Visual prediction has emerged as a promising paradigm for embodied control, where future observations are generated and then translated into actions. However, dense video generation is computationally expensive and often unnecessary for many manipulation tasks, whose progress can be summarized by a small number of task-relevant visual states. In this work, we study whether image editing models can serve as sparse visual world models for robot manipulation by predicting task-level future states without dense video rollout. We first conduct a controlled comparison between the video generation model Wan2.2 and the image editing model FLUX-Kontext under the same robotic data setting, and find that image editing produces more reliable task-level keyframes with better visual fidelity and substantially lower inference cost.

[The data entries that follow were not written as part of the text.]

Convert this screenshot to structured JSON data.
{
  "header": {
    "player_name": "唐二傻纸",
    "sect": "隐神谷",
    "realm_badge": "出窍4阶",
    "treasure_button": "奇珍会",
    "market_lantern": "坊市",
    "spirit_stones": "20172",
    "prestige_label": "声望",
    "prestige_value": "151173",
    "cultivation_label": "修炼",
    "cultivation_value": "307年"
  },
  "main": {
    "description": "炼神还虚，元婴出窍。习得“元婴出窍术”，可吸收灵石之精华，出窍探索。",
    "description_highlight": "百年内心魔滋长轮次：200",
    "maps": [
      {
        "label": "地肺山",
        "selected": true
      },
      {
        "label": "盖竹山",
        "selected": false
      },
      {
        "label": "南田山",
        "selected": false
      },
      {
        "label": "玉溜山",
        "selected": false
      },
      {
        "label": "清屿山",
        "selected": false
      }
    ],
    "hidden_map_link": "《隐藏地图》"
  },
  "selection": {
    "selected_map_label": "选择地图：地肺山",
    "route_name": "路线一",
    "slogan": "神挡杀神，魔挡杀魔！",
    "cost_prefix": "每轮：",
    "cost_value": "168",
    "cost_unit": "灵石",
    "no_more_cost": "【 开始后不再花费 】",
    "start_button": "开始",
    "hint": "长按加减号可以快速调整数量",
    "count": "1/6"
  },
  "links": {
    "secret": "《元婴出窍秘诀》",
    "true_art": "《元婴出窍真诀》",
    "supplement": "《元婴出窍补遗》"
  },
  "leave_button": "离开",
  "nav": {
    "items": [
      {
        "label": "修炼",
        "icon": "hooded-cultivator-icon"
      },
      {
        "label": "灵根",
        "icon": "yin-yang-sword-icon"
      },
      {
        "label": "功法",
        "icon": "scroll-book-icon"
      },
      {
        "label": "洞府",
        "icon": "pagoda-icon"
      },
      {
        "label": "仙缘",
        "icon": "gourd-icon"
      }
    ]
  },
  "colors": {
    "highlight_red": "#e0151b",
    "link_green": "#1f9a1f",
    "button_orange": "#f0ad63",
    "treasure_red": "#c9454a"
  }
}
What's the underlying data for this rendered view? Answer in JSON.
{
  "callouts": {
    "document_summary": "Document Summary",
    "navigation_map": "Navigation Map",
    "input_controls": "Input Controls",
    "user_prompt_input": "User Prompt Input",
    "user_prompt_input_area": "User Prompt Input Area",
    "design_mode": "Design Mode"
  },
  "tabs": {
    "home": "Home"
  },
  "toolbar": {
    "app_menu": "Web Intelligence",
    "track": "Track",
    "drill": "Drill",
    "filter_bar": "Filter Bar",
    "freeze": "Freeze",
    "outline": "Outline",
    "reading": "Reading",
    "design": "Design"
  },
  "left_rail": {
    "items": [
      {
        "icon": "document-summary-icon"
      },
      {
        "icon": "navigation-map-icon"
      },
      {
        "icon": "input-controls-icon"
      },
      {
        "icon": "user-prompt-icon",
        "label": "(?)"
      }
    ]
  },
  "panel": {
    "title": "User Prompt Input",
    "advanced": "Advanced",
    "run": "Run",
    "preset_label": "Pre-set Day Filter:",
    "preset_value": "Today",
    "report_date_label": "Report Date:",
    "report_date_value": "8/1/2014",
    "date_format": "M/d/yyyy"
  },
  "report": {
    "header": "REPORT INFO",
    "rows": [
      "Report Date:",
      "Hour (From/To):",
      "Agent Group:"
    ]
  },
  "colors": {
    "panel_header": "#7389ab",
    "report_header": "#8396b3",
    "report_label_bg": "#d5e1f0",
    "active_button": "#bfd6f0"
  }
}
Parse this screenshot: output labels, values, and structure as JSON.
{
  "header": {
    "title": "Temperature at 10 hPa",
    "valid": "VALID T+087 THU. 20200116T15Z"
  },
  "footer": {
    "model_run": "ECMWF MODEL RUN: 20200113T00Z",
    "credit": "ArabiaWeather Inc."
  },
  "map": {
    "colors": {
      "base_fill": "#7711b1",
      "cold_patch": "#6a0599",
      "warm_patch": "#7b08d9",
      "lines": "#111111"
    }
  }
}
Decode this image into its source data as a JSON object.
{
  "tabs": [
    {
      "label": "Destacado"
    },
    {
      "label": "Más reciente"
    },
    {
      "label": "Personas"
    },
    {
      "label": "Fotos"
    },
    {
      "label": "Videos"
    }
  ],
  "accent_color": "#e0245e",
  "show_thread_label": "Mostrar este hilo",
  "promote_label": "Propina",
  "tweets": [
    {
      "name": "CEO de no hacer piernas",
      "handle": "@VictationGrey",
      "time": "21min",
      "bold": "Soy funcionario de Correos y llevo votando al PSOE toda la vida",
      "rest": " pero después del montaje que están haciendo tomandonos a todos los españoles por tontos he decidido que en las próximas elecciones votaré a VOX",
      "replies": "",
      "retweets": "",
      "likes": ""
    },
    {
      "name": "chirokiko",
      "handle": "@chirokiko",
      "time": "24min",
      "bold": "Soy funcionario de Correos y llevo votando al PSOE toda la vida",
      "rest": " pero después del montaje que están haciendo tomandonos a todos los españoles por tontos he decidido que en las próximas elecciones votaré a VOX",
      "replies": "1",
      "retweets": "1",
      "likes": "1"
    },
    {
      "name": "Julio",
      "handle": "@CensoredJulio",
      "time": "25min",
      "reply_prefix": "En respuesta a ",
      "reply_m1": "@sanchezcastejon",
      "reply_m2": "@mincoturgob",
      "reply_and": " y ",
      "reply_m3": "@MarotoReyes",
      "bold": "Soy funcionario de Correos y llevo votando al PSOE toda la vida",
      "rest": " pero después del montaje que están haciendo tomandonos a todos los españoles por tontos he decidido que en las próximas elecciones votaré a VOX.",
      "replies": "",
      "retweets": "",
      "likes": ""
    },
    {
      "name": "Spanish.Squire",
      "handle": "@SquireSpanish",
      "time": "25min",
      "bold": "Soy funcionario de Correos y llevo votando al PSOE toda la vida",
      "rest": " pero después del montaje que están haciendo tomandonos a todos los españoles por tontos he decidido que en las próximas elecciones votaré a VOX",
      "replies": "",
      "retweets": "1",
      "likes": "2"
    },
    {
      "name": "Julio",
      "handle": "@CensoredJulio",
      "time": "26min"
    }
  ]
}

Motivated by this observation, we propose SWEET, a one-shot sparse visual planning framework that progressively generates a sequence of task-relevant manipulation keyframes through successive image editing, conditioned on language instructions and optional arrow-based spatial guidance. A goal-conditioned diffusion action predictor then converts adjacent imagined keyframes into executable action chunks. To reduce the mismatch between real and edited visual subgoals, we further introduce a mixed-training strategy with filtered edited targets. Experiments on DROID and RoboMimic show that SWEET improves keyframe prediction across seen and unseen scenes and enables a full pipeline from sequential keyframe planning to executable robot actions, suggesting that image editing is a promising and underexplored direction for embodied visual prediction.